Scrap telephone gateway
says Law Society as proceedings issued against Ken
Clarke
The Law Society has
urged the government to rethink its plans to replace face-to-face
legal aid with a telephone gateway service following legal action
against the move.
The government's
proposals introduce a telephone gateway where telephone advice will
be given before access to a legal aid lawyer could be
considered.
A group of ten eminent
firms who work in legal aid has now issued proceedings against the
Secretary of State for Justice Ken Clarke over his decision to
introduce the telephone gateway in respect of community care
law.
The Law Society believes
the gateway is looking increasingly misconceived and the government
should think again rather than wasting public money defending a
seriously flawed policy through the courts.
Law Society chief
executive Desmond Hudson said the case for proceeding with the
gateway plan was all but destroyed when the claimed savings from
the move were reduced from 60 million in the Ministry of
Justice November 2010 impact assessment to 2 million
in the June 2011 document. 'Spending money defending this case to
save 2million seems disproportionate,' he
said.
The firms have said such
a system will mean vulnerable people who need legal help may not be
able to get it, restricting access to justice, and have produced
cogent evidence demonstrating that disabled people in particular
are likely to be significantly disadvantaged by the proposed
change.
Evidence from America in
2002 found that vulnerable clients, including many from groups
protected under equalities legislation, were the least likely to be
able to make use of advice provided on the telephone.
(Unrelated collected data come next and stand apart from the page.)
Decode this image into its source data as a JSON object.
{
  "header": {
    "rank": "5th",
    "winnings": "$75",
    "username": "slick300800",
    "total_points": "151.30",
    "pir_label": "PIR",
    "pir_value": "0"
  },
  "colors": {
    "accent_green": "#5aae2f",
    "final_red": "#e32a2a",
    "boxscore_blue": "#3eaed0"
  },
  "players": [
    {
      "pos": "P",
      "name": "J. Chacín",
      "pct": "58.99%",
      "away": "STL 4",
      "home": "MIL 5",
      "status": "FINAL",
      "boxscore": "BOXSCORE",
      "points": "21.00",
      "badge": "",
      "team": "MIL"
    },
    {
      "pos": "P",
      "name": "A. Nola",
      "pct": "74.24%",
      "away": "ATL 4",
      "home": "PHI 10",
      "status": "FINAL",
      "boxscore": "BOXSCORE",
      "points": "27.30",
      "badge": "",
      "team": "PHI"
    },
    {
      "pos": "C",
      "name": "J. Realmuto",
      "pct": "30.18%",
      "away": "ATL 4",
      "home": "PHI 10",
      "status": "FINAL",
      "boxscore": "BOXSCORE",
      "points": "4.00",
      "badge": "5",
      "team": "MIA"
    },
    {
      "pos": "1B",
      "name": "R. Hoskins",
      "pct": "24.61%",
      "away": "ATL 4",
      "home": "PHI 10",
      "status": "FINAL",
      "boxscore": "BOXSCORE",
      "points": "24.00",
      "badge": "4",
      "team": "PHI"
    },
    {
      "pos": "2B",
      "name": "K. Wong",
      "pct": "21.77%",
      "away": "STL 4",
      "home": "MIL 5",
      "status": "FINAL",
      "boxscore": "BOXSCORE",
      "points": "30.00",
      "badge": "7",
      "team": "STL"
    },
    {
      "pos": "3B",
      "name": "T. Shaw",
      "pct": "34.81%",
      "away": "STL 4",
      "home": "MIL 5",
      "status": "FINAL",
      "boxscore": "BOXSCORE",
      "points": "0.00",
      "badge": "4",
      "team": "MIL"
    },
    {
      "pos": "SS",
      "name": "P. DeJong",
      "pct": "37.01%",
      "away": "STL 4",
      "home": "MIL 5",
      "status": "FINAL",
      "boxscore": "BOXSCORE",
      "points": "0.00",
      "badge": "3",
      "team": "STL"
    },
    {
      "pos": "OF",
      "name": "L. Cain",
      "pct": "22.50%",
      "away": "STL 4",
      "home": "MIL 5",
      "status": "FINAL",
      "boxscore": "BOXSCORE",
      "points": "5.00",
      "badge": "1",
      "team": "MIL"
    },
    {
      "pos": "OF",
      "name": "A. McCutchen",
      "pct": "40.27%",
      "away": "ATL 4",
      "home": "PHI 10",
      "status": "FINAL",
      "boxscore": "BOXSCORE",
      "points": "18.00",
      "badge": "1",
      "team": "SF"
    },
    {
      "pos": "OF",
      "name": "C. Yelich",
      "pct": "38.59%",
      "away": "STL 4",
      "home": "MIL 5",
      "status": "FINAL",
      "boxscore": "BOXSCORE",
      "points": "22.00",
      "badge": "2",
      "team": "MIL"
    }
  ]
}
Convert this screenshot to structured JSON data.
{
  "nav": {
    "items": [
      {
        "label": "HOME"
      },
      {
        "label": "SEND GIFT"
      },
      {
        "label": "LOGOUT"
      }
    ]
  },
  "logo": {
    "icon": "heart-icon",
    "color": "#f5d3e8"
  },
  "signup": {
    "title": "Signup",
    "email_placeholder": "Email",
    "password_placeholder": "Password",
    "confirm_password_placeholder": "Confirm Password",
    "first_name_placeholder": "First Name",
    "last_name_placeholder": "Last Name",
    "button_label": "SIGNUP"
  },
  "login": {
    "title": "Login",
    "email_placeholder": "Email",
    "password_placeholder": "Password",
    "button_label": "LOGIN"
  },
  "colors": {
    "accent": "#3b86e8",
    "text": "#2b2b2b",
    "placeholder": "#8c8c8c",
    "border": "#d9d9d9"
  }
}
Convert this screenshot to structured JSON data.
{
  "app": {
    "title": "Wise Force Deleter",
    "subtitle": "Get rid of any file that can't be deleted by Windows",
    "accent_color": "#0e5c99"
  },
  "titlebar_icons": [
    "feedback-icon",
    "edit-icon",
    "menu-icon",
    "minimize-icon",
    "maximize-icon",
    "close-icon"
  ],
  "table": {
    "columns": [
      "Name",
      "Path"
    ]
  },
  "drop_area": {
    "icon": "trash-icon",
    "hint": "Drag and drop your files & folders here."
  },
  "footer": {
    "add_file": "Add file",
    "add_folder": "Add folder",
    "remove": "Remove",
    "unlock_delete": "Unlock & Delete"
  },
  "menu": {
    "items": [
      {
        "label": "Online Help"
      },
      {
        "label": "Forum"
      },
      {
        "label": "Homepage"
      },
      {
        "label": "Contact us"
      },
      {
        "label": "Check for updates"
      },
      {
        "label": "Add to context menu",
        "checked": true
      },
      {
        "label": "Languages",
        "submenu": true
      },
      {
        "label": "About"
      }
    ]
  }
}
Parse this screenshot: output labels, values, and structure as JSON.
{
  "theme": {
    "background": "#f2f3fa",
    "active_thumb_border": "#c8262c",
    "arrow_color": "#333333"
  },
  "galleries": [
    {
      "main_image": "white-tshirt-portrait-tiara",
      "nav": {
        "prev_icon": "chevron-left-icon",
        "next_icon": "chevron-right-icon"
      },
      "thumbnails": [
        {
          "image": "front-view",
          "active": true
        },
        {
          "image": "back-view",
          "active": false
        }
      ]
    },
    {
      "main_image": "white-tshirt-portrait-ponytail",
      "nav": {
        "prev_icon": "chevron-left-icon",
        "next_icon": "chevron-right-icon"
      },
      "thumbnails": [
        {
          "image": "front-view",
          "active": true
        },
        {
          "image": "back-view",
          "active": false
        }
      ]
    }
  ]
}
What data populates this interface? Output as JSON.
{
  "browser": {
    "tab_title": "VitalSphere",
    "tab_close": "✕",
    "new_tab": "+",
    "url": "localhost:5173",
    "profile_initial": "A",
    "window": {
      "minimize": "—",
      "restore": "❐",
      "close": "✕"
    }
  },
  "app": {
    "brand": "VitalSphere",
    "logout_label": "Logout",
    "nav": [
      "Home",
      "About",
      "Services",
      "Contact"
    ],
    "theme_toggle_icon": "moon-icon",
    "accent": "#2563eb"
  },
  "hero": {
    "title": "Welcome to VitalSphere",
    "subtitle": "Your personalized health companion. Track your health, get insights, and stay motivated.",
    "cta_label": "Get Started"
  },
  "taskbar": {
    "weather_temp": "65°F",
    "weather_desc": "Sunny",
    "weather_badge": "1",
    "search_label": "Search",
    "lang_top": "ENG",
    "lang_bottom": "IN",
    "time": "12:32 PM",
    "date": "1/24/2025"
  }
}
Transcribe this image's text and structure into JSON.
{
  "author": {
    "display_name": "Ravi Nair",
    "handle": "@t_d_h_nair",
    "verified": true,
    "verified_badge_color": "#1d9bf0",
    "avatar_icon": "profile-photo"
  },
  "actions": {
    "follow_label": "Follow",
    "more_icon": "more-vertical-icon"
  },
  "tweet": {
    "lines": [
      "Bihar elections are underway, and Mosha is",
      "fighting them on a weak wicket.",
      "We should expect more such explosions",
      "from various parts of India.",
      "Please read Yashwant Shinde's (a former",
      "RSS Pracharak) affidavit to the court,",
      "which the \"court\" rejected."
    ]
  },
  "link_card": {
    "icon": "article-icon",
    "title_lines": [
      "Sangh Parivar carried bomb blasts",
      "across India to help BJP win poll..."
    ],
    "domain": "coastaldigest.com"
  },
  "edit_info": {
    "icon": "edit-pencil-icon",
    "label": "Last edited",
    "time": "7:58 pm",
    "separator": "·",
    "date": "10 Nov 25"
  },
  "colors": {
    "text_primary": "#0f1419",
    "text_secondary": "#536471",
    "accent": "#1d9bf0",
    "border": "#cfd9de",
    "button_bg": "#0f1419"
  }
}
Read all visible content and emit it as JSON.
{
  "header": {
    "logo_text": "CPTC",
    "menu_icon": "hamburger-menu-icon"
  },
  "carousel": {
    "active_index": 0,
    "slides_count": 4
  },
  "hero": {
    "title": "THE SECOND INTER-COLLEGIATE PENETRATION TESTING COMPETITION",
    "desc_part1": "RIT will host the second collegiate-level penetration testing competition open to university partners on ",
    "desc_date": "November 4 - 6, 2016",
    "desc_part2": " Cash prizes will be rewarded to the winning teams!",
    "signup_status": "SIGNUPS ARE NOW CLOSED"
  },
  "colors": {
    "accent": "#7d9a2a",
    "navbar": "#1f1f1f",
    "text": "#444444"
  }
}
When taken
together with the minimal costs savings now expected from the
measure, this provides a compelling reason for the Government not
to go ahead with a proposal supported by only 4% of the thousands
of respondents to the Green Paper, and expressly opposed by
84%.
Desmond Hudson
said:
'Analysis of the impact
assessment suggests that even now, the MoJ is probably
significantly underestimating both the cost of implementing the
service and the barriers it will place in the way of vulnerable
clients.'
'Indeed, the available
research indicates that the move to telephone advice may well stop
a significant number of people from getting advice at all, and
deliver worse outcomes for those who do manage to access the
service.
'We urge the Government
to reconsider whether in the light of the evidence now available,
it makes any sense to proceed with this
proposal.”
This year, the Law
Society launched Sound Off For Justice to galvanise public support
against the government's swingeing cuts to legal
aid.
http://soundoffforjustice.org/
Ends
Notes to
editors
Journalists, please
contact Rebecca Kiernan in the Law Society press office on 020 7316
5592
The claimants are: Ben
Hoare Bell LLP, Bindmans LLP, Hansen Palomares Solicitors, Irwin
Mitchell LLP, Jackson and Canter LLP, Julie Burton Law, Mackintosh
Law, Pierce Glynn Solicitors, Public Law Solicitors, Steel and
Shamash Solicitors.
For the claimants the
instructing solicitor is Jo Hickman of the Public Law Project (an
access to justice NGO), and counsel Helen Mountfield QC and
Elizabeth Prochaska both of Matrix
Chambers.
The Claimants are ten
solicitors firms which all provide legal services in the field of
community care law. They have considerable experience and expertise
in providing advice to community care clients and conducting
litigation in this field. They are motivated to bring this claim by
their profound concern that the effect of the mandatory single
telephone gateway will be to deny legal services, and/or timely and
appropriate access to legal services, to some of the most
vulnerable and needy members of society.